Most conventional mixing consoles, especially those used for live sound, use a combination of Pre Fade Listen (PFL) and After Fade Listen (AFL) instead. When you hit a solo button, the audio from the selected channel is routed to a separate output on the mixer (usually the monitor output), and the main mixer audio outputs are unaffected. You can choose to change SIP to either PFL or AFL by selecting Solo Mode from the Pro Tools Options Menu. Because PFL and AFL need a separate audio path, you also need to visit this setting in the I/O Setup window to select which output path AFL/PFL signals will use. In order for PFL/AFL to be non-destructive in use, this must be an otherwise unused path, using unused outputs on an interface. Enabling AFL/PFL also gives you the option to select an output path that will be muted when you use the AFL/PFL path.
If you want to integrate external hardware processing into the Pro Tools mixer, you'll need to set this up using the Insert and H/W Insert Delay tabs. Hardware inserts route audio out of your audio interface, through an external device such as a hardware compressor, and back into your audio interface again.

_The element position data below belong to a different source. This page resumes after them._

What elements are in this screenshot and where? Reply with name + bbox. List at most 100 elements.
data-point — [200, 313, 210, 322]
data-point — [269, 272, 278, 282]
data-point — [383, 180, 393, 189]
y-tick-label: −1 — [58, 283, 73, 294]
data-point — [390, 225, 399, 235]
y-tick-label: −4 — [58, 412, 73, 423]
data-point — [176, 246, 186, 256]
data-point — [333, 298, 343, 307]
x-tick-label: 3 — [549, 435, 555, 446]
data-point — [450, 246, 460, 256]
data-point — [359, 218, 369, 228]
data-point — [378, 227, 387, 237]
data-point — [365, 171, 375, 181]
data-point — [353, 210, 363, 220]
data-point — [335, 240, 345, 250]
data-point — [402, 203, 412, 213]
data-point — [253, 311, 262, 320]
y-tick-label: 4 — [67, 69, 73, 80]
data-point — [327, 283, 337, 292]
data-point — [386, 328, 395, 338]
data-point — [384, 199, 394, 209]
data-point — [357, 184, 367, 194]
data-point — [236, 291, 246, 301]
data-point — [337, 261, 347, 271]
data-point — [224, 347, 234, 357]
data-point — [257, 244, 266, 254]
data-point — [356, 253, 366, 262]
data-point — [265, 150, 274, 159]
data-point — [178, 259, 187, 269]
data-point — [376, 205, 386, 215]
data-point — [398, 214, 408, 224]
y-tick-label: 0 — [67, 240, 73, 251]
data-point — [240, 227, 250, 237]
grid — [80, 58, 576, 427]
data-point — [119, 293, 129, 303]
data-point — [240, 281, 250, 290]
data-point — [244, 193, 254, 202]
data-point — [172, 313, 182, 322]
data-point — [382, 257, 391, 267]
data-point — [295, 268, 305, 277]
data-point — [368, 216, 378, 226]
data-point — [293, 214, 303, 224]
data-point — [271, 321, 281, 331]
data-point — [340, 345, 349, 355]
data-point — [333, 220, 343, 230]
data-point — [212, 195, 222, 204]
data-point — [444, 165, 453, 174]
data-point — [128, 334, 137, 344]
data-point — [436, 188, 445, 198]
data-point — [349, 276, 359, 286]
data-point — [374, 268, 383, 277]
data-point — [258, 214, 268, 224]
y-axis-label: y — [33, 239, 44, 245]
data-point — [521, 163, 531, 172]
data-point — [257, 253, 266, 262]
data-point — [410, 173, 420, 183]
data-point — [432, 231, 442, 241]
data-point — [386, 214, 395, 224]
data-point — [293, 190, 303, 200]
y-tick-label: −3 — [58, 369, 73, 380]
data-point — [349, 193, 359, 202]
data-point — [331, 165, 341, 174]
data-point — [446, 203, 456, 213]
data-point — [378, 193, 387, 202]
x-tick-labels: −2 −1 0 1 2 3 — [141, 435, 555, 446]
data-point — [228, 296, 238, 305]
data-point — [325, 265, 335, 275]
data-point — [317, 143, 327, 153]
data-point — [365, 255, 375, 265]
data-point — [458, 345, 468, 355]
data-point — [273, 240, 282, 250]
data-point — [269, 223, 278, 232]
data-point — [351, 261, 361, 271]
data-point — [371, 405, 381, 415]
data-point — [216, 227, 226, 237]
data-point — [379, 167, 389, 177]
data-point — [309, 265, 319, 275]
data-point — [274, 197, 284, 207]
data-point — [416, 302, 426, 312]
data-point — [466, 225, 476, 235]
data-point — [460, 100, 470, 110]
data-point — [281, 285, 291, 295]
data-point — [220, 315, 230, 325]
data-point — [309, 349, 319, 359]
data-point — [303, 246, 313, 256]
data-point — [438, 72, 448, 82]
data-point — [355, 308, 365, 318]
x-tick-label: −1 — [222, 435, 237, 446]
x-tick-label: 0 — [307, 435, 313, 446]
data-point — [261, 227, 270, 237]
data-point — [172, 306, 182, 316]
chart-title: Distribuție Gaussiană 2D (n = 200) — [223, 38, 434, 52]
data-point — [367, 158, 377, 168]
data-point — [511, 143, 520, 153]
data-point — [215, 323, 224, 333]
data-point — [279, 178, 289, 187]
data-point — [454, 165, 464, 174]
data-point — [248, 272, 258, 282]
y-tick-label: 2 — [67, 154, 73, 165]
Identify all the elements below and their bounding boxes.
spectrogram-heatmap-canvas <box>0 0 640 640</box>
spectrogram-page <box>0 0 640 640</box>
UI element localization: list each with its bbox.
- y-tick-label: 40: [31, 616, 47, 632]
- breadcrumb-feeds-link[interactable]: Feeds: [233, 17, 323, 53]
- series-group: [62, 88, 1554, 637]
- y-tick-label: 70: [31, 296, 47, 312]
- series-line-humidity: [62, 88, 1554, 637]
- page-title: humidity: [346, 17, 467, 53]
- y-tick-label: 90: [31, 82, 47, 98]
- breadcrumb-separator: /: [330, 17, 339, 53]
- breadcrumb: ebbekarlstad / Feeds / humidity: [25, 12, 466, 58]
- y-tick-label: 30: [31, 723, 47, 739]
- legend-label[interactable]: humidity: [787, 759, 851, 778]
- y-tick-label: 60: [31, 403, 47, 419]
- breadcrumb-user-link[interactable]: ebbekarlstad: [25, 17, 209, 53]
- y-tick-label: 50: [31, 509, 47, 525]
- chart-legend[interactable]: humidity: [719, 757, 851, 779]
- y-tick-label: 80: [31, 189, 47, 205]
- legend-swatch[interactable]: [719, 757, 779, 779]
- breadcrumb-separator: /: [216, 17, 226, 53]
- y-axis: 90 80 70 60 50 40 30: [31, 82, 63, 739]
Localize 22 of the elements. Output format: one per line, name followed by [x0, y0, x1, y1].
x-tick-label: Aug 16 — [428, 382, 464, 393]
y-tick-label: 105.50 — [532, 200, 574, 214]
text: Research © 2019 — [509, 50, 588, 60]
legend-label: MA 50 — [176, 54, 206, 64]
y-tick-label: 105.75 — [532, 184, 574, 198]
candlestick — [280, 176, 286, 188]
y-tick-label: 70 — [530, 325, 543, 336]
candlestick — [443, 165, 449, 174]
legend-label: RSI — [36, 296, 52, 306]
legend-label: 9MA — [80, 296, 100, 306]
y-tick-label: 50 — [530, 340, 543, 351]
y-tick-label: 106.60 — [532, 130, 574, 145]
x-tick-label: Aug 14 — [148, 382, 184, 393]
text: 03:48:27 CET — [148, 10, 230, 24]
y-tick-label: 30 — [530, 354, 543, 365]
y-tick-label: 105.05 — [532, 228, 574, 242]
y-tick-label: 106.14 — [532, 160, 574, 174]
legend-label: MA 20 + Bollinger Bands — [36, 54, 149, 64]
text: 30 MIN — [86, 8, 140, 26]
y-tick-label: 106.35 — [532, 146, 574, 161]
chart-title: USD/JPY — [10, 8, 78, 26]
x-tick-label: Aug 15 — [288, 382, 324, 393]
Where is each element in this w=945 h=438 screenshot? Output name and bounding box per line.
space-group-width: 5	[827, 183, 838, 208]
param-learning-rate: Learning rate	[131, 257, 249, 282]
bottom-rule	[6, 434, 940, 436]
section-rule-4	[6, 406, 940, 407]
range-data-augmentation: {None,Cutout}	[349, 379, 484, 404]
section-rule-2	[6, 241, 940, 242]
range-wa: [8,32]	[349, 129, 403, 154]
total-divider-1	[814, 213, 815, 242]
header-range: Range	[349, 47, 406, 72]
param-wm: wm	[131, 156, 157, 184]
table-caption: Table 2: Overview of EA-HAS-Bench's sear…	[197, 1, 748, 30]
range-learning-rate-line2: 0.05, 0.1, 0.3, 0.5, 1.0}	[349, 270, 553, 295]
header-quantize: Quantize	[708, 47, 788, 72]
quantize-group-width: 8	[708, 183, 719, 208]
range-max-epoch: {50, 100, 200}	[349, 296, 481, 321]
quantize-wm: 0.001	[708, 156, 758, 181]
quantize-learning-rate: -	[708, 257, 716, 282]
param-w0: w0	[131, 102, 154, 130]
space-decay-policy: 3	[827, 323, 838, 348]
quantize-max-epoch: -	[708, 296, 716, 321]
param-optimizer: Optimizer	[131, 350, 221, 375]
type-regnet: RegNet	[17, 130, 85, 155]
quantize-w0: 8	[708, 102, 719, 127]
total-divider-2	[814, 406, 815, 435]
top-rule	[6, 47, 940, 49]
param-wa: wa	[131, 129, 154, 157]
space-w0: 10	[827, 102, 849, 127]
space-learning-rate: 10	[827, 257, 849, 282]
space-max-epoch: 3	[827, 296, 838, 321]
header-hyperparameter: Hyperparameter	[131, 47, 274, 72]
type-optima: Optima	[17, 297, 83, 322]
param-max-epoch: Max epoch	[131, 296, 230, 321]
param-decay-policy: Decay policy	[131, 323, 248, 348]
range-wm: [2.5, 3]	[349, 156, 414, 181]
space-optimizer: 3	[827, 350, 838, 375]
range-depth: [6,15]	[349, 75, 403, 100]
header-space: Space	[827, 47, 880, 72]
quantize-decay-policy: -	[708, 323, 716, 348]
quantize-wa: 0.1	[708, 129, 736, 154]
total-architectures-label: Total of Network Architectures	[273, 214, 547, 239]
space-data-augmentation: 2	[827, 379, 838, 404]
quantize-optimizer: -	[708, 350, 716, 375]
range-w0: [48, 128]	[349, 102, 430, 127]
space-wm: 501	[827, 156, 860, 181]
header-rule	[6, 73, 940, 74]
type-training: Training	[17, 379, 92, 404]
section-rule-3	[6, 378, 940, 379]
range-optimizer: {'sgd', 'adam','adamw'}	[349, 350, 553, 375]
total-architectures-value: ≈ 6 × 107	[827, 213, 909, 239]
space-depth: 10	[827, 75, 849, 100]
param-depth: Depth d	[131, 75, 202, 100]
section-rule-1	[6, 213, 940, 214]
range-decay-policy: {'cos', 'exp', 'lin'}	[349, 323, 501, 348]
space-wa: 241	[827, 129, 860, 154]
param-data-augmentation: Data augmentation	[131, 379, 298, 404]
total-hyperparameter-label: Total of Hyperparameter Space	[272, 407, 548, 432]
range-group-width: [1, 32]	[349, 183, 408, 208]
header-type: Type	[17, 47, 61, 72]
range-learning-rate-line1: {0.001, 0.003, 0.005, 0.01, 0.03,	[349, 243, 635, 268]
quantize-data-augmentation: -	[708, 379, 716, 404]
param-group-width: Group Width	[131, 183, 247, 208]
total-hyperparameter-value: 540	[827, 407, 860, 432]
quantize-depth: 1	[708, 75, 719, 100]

Once set up, they let you use external processors within the Pro Tools mixer as if they were plug-ins. Obviously, you will need sufficient spare interface inputs and outputs, and if you want all your tracks to remain perfectly synchronised, you'll need to compensate for the delay that's introduced by going out and then in again. This is what the H/W Insert Delay tab is for, but rather than go into detail about its operation here, I'll refer readers to the workshop in the February 2013 issue of Sound On Sound (/sos/feb13/articles/pt-0213.htm).
There is also a tab in the I/O Setup window called Mic Preamps. This is only relevant if you have Avid PRE multi-purpose microphone preamplifiers; it lets you control them from within Pro Tools and map their inputs to inputs on your audio interfaces.